The prospect of spiraling programming costs is one reason some operators are looking at new ways of bundling channels. Multichannel distributors are wary of any signs that customers want to cut the cord and get the programming they want via broadband. Earlier this month, for example, Apple unveiled a new TV service that allows viewers to rent shows from Disney and News Corp. for 99 cents.

Time Warner Cable CEO Glenn Britt has said he’s discussed the notion of creating smaller bundles of channels for consumers looking for a less expensive cable television option. Programmers, naturally, are opposed to the idea—or at least they believe each of their channels should be included in whatever size bundle the operator proposes to provide to subscribers.

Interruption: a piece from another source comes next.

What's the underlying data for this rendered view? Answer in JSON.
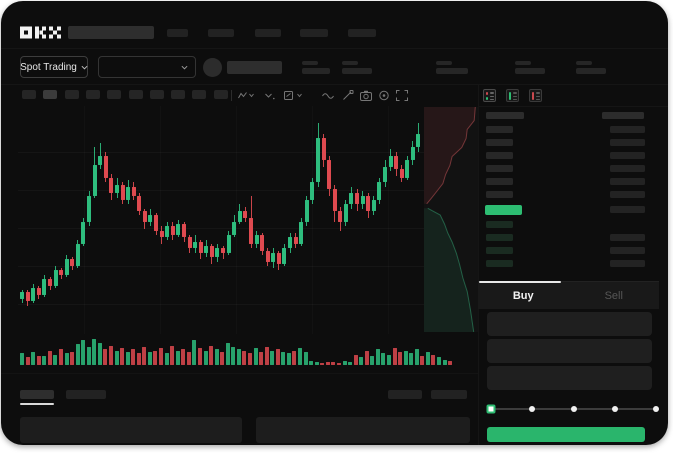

Time Warner Cable’s Teplitz says smaller bundles and retrans are separate issues: “To the extent that the rates keep going up because of retrans, it does feed into that desire for smaller packages, but they’re not linked in a way that one is going to solve the problem for the other.”

Each of the options being tossed back and forth may turn out to be part—or all of—the answer to the retrans dilemma. But no matter what shakes out, one thing is for certain: The bill is coming due, and soon.